Investors need to regularly check the status of their chosen stocks to make important investment decisions. To aid them in doing this, technology has lent a helping hand, and a stock screener is one such technological creation.
What is a stock screener?
A stock screener is a tool that stocks investors use to identify stocks that align with their investment goals. Investors can select the metrics they want to evaluate a stock’s performance. A stock screener may also show company-related data, which can help investors understand the financial trend of the company’s stock they’re interested in.
Many stock trading app and platforms offer stock screeners as an in-built feature. Some stock trading platforms offer basic stock screeners for free, while others provide more advanced versions for a fee.
Why do investors or stockbrokers use a stock screener?
Besides the broad and general reason investors want to make informed decisions about their investments after opening a demat account, stock screeners are multipurpose and help investors and brokers in various ways.
- To save time:
An investor can easily spend anywhere from a few hours to a whole day by organizing financial data manually to do a comparative analysis of different stocks. A stock screener eliminates this manual interference and provides a valuable shortcut for investors to sift through many stocks and cherry-pick the ones that align with their investment objectives. Investors can save time by using a stock screener to focus on appropriate options for investment online instead of scanning through long lists of potential stocks.
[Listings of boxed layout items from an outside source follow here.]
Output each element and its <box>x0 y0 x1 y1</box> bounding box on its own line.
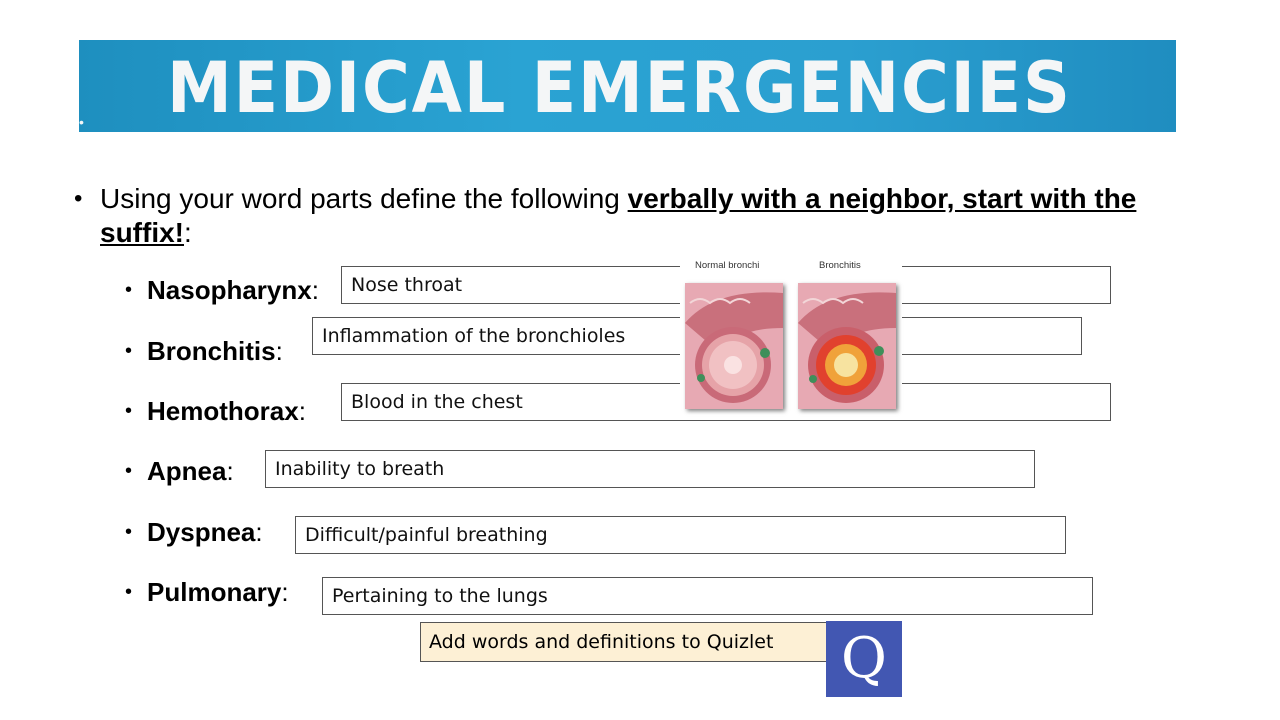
quizlet-note: Add words and definitions to Quizlet <box>420 622 830 662</box>
bronchi-illustration <box>680 258 902 418</box>
term-colon: : <box>311 275 319 305</box>
definition-box-apnea[interactable]: Inability to breath <box>265 450 1035 488</box>
quizlet-logo[interactable] <box>826 621 902 697</box>
term-colon: : <box>281 577 289 607</box>
term-row-bronchitis <box>125 336 283 366</box>
term-colon: : <box>298 396 306 426</box>
quizlet-logo-letter: Q <box>841 626 887 691</box>
normal-bronchi-image <box>685 283 783 409</box>
definition-box-nasopharynx[interactable]: Nose throat <box>341 266 1111 304</box>
term-label: Apnea <box>147 456 227 486</box>
term-bullet: • <box>125 340 133 362</box>
term-bullet: • <box>125 581 133 603</box>
definition-box-hemothorax[interactable]: Blood in the chest <box>341 383 1111 421</box>
banner-edge-mark: • <box>79 114 84 130</box>
term-bullet: • <box>125 279 133 301</box>
intro-plain: Using your word parts define the following <box>100 183 628 214</box>
definition-box-dyspnea[interactable]: Difficult/painful breathing <box>295 516 1066 554</box>
term-row-dyspnea <box>125 517 263 547</box>
intro-bullet: • <box>74 185 83 212</box>
term-bullet: • <box>125 460 133 482</box>
term-colon: : <box>255 517 263 547</box>
term-label: Pulmonary <box>147 577 282 607</box>
intro-text <box>100 182 1230 250</box>
term-colon: : <box>226 456 234 486</box>
term-label: Dyspnea <box>147 517 256 547</box>
term-row-apnea <box>125 456 234 486</box>
definition-box-pulmonary[interactable]: Pertaining to the lungs <box>322 577 1093 615</box>
intro-emphasis: verbally with a neighbor, start with the suffix! <box>100 183 1137 248</box>
term-row-pulmonary <box>125 577 289 607</box>
title-banner <box>79 40 1176 132</box>
bronchitis-image <box>798 283 896 409</box>
term-label: Hemothorax <box>147 396 299 426</box>
term-label: Nasopharynx <box>147 275 312 305</box>
banner-title: MEDICAL EMERGENCIES <box>167 47 1072 129</box>
term-label: Bronchitis <box>147 336 276 366</box>
term-bullet: • <box>125 400 133 422</box>
term-row-hemothorax <box>125 396 306 426</box>
term-bullet: • <box>125 521 133 543</box>
intro-end: : <box>184 217 192 248</box>
term-row-nasopharynx <box>125 275 319 305</box>
term-colon: : <box>275 336 283 366</box>
definition-box-bronchitis[interactable]: Inflammation of the bronchioles <box>312 317 1082 355</box>
label-bronchitis: Bronchitis <box>819 260 861 271</box>
label-normal-bronchi: Normal bronchi <box>695 260 760 271</box>
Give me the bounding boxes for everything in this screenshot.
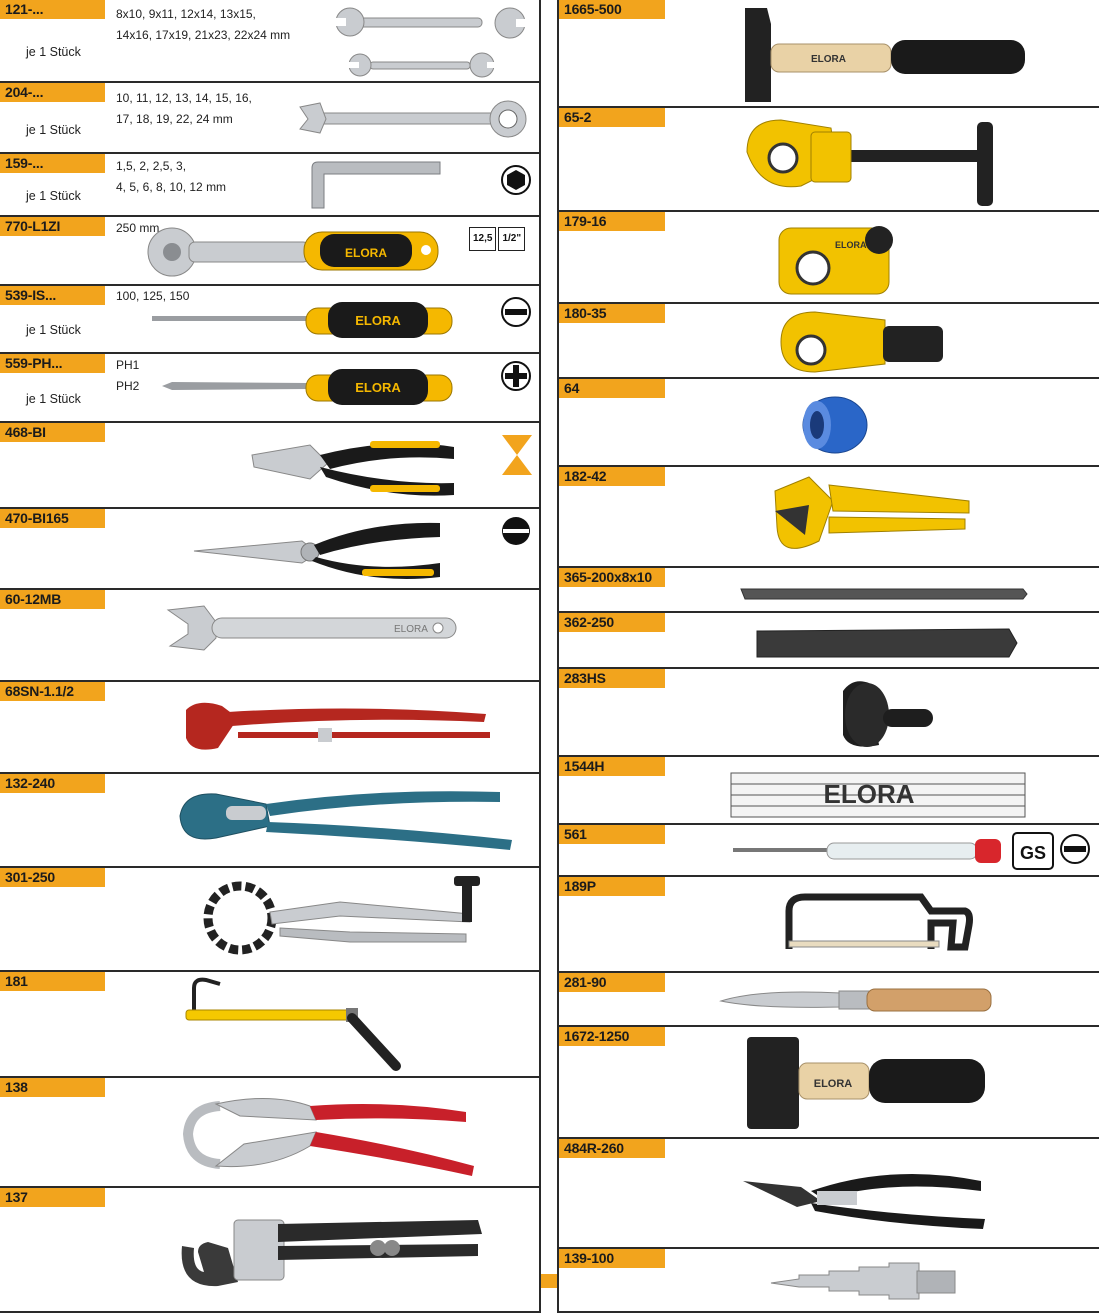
cross-cut-chisel-image [739,587,1029,601]
machinist-hammer-image [741,4,1031,104]
product-row [0,1188,541,1313]
brand-label: ELORA [355,313,401,328]
article-code: 179-16 [559,212,665,231]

- To compare stock performance:
Stock screeners can allow investors to compare the performance of stocks of different companies. Investors can set up their metrics and quickly get the data they want. Investors can analyze the relative strengths and weaknesses of different companies. This feature is useful in determining which stock has higher growth potential.
- To assess risk:
When people invest online in the stock market, they undertake a fair share of financial risk. By using a stock screener to identify stocks that meet specific risk parameters, investors can take a proactive approach to risk management. For instance, they can screen for stocks with a history of stable earnings growth or a strong dividend payment history. This can help investors build a portfolio that is better equipped to withstand market volatility.
- To diversify portfolio:
Diversification is an excellent strategy for managing risk at any online investment platform. However, diversification can be a time-consuming and challenging process. Stock screeners help investors identify opportunities in various sectors and industries using multiple filters and criteria, such as industry sector or geographic region. By quickly narrowing down the list of stocks, investors can efficiently select stocks from various industries and sectors that fit their investment criteria.
Stock screeners are a useful tool for investors at any level of experience. They enable investors to save time, mitigate risk, pinpoint opportunities, and make well-informed investment decisions based on unbiased analysis.